Wikipedia has many excellent entries on regional dialects. I’m wary of taking all its information at face value, but the site provides good links to relevant sociolinguistics texts that would be tricky for laypeople to track down otherwise.
That being said, the site has some peculiar un-sourced dialect articles that leave me both scratching my head and yearning for more. One of my favorites is a little artitle entitled New Mexican Spanish. Its section on phonology is particularly notable. For instance, apparently this variety of Spanish renders pronounces /s/ as [h] at the beginning and middle of words so that…
Also, /b/ before /w/ apparently becomes [g], so that abuelo sounds like aguelo. And /n/ is sometimes inserted before “ch” so that muchos becomes munchos.
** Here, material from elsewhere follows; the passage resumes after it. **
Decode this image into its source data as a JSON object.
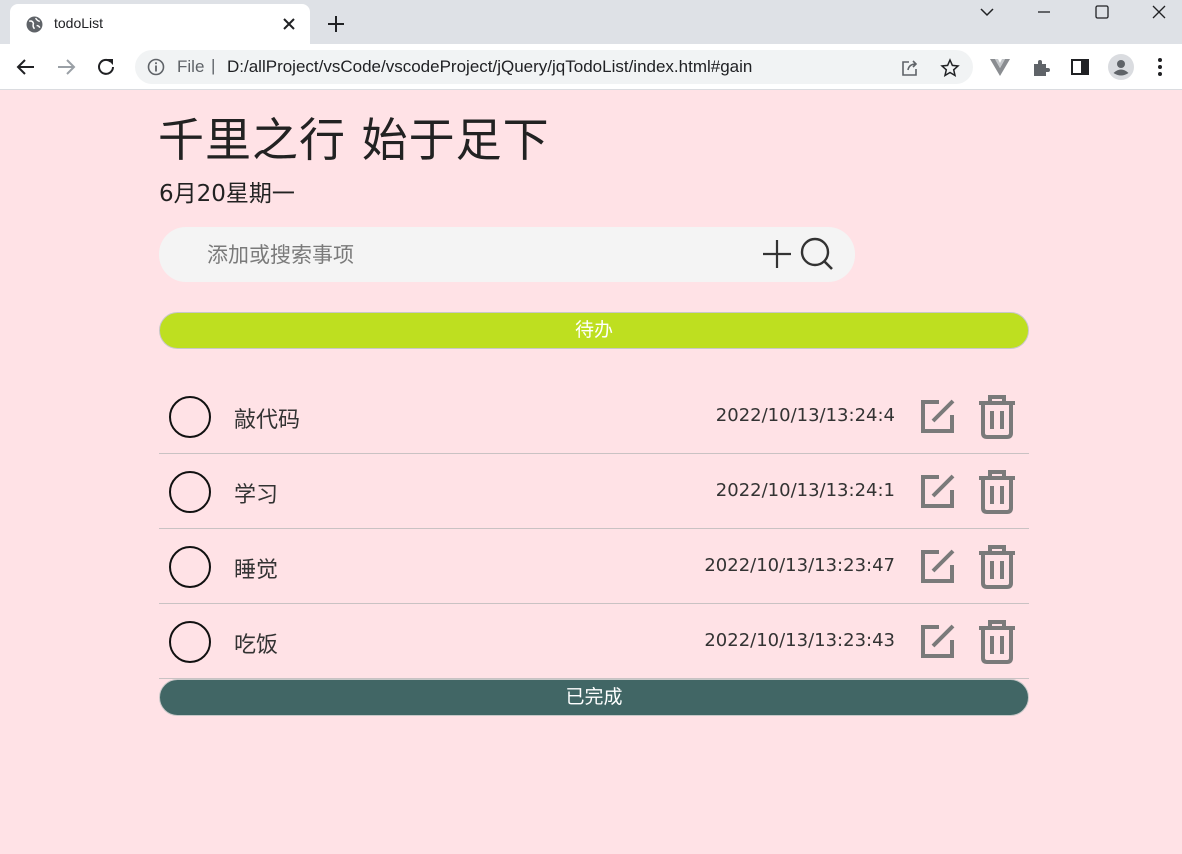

I can’t verify whether this information reflects contemporary use, as the article cites few sources. Which is a shame, because New Mexican Spanish has a rich and important history, dating back to Spanish settlement in the area around Santa Fe, Taos, and Los Alamos. I tracked down a century-old text via Google Books on New Mexican Spanish (there are some JSTOR articles, but I don’t have access) which suggests a variety quite different than the kind of Spanish we learn in school.
For instance, according to the author, this dialect would have had a rounded front vowel for /ue/ words like “bueno” (bu̯œno) and “muerto” (mu̯œrto). It also would have had Russian-esque vowel reduction, so that “tirar” would have been tɪɾaɾ, “de nada” would have presumably been something like də nadɐ, and “unidos” would have been along the lines of ʊnidʊs. (If my extrapolations of early IPA are correct).
New Mexican Spanish is, in fact, one of the oldest native dialects in the United States, preceding most of the more established English varieties. Which is why it’s a shame that one of the most recent articles I could find about the topic is titled New Mexican Spanish: Demise of the Earliest European Variety in the United States. Is this dialect still going strong?